4.19. L0 Ball Indicator

This example shows how to model a hard sparsity budget with an indicator UDF. The full problem is

\[\min\limits_x \; \tfrac{1}{2}\|x-y\|_2^2 + \delta_{\{\|x\|_0 \le k\}}(x),\]

where \(\delta_{\{\|x\|_0 \le k\}}\) is the indicator of the cardinality-constrained set \(\{x : \|x\|_0 \le k\}\).

Unlike the \(L_0\) penalty, this UDF does not assign a gradual sparsity cost. It says the iterate is either feasible, with at most \(k\) nonzeros, or infeasible. This is a nonconvex constraint, so the solver acts as a practical local method and the result should be interpreted as a locally optimal solution or stationary point.

The value returned by UDFBase.eval() is the indicator itself:

\[\begin{split}f(x) = \delta_{\{\|x\|_0 \le k\}}(x) = \begin{cases} 0, & \|x\|_0 \le k, \\ +\infty, & \|x\|_0 > k. \end{cases}\end{split}\]

So eval only checks whether the current point satisfies the sparsity budget:

def eval(self, arglist):
    x = np.asarray(arglist[0], dtype=float)
    return 0.0 if np.count_nonzero(np.abs(x) > 1e-12) <= self.k else float("inf")

The proximal step returned by UDFBase.argmin() is Euclidean projection onto the \(L_0\) ball:

\[\operatorname{prox}_{\delta_{\{\|x\|_0 \le k\}}}(v) = \Pi_{\{\|x\|_0 \le k\}}(v),\]

which keeps the \(k\) entries of largest magnitude and sets the rest to zero. That is exactly what the code does:

def argmin(self, lamb, arglist):
    v = np.asarray(arglist[0], dtype=float)
    prox = np.zeros_like(v)
    keep_count = min(max(self.k, 0), v.size)
    if keep_count > 0:
        keep_idx = np.argpartition(np.abs(v), -keep_count)[-keep_count:]
        prox[keep_idx] = v[keep_idx]
    return [prox.tolist()]

The UDFBase.arguments() method tells ADMM that this UDF depends on one symbolic vector:

def arguments(self):
    return [self.arg]

Complete runnable example:

import numpy as np
import admm

class L0BallIndicator(admm.UDFBase):
    def __init__(self, arg, k=2):
        self.arg = arg
        self.k = k

    def arguments(self):
        return [self.arg]

    def eval(self, arglist):
        x = np.asarray(arglist[0], dtype=float)
        return 0.0 if np.count_nonzero(np.abs(x) > 1e-12) <= self.k else float("inf")

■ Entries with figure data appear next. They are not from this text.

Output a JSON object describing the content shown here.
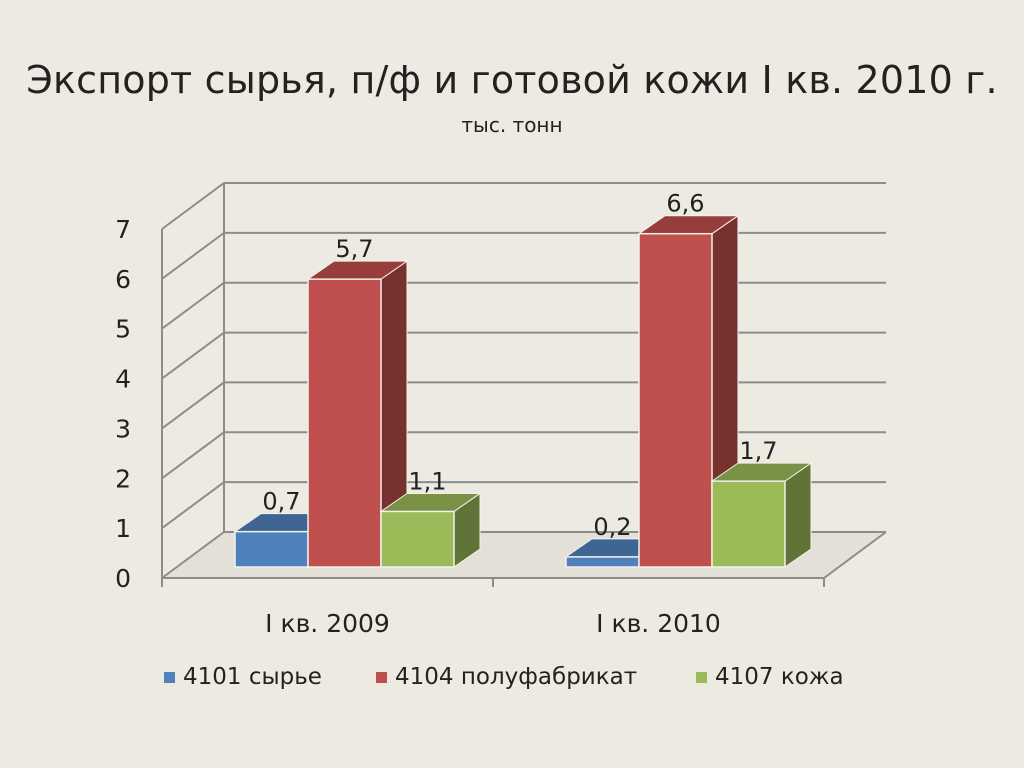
{
  "chart_data": {
    "type": "bar",
    "title": "Экспорт сырья, п/ф и готовой кожи  I кв. 2010 г.",
    "subtitle": "тыс. тонн",
    "categories": [
      "I кв. 2009",
      "I кв. 2010"
    ],
    "series": [
      {
        "name": "4101 сырье",
        "values": [
          0.7,
          0.2
        ],
        "labels": [
          "0,7",
          "0,2"
        ],
        "color": "#4F81BD"
      },
      {
        "name": "4104 полуфабрикат",
        "values": [
          5.7,
          6.6
        ],
        "labels": [
          "5,7",
          "6,6"
        ],
        "color": "#C0504D"
      },
      {
        "name": "4107 кожа",
        "values": [
          1.1,
          1.7
        ],
        "labels": [
          "1,1",
          "1,7"
        ],
        "color": "#9BBB59"
      }
    ],
    "ylim": [
      0,
      7
    ],
    "yticks": [
      "0",
      "1",
      "2",
      "3",
      "4",
      "5",
      "6",
      "7"
    ],
    "grid": true,
    "style": "3d-clustered-column",
    "legend_position": "bottom"
  }
}
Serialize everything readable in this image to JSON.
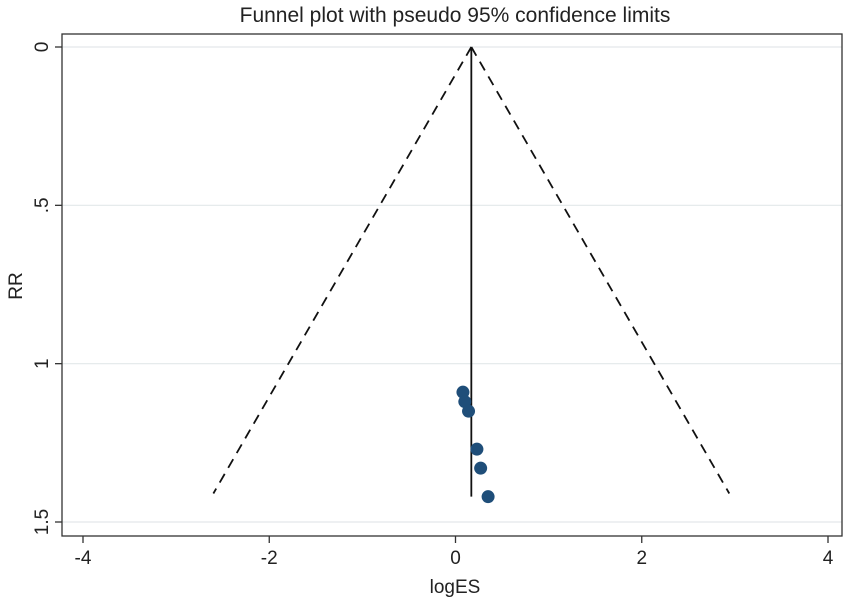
{
  "chart_data": {
    "type": "scatter",
    "title": "Funnel plot with pseudo 95% confidence limits",
    "xlabel": "logES",
    "ylabel": "RR",
    "xlim": [
      -4,
      4
    ],
    "ylim": [
      0,
      1.5
    ],
    "y_reversed": true,
    "x_ticks": [
      {
        "value": -4,
        "label": "-4"
      },
      {
        "value": -2,
        "label": "-2"
      },
      {
        "value": 0,
        "label": "0"
      },
      {
        "value": 2,
        "label": "2"
      },
      {
        "value": 4,
        "label": "4"
      }
    ],
    "y_ticks": [
      {
        "value": 0,
        "label": "0"
      },
      {
        "value": 0.5,
        "label": ".5"
      },
      {
        "value": 1,
        "label": "1"
      },
      {
        "value": 1.5,
        "label": "1.5"
      }
    ],
    "grid": "horizontal",
    "points": [
      {
        "x": 0.08,
        "y": 1.09
      },
      {
        "x": 0.1,
        "y": 1.12
      },
      {
        "x": 0.14,
        "y": 1.15
      },
      {
        "x": 0.23,
        "y": 1.27
      },
      {
        "x": 0.27,
        "y": 1.33
      },
      {
        "x": 0.35,
        "y": 1.42
      }
    ],
    "pooled_estimate": 0.17,
    "pooled_line_range": [
      0,
      1.42
    ],
    "confidence_limits": {
      "left": [
        {
          "x": 0.17,
          "y": 0
        },
        {
          "x": -2.6,
          "y": 1.41
        }
      ],
      "right": [
        {
          "x": 0.17,
          "y": 0
        },
        {
          "x": 2.94,
          "y": 1.41
        }
      ]
    },
    "colors": {
      "points": "#1f4e79",
      "lines": "#111111",
      "grid": "#e3e8ea",
      "frame": "#333333"
    }
  }
}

    def argmin(self, lamb, arglist):
        v = np.asarray(arglist[0], dtype=float)
        prox = np.zeros_like(v)
        keep_count = min(max(self.k, 0), v.size)
        if keep_count > 0:
            keep_idx = np.argpartition(np.abs(v), -keep_count)[-keep_count:]
            prox[keep_idx] = v[keep_idx]
        return [prox.tolist()]

y = np.array([0.2, -1.5, 0.7, 3.0])

model = admm.Model()
x = admm.Var("x", len(y))
model.setObjective(0.5 * admm.sum(admm.square(x - y)) + L0BallIndicator(x, k=2))
model.optimize()

print(" * x: ", np.asarray(x.X))  # Expected: ≈ [0, -1.5, 0, 3]
print(" * model.ObjVal: ", model.ObjVal)  # Expected: ≈ 0.265

This example is available as a standalone script in the examples/ folder of the ADMM repository:

python examples/udf_l0_ball.py

In this concrete example, \(k = 2\), so the projection keeps only the two largest entries in magnitude. First compute the magnitudes:

\[|y| = [0.2,\; 1.5,\; 0.7,\; 3.0].\]

Hence the selected support is

\[S = \{i : |y_i| \text{ is among the two largest entries of } |y|\} = \{2,4\}.\]

The projection onto the \(L_0\) ball keeps \(y_i\) on that support and zeros out the complement:

\[\begin{split}x_i^\star = \begin{cases} y_i, & i \in S, \\ 0, & i \notin S, \end{cases} \qquad x^\star = [0,\; -1.5,\; 0,\; 3].\end{split}\]

The two largest-magnitude coordinates are kept; the rest are zeroed out.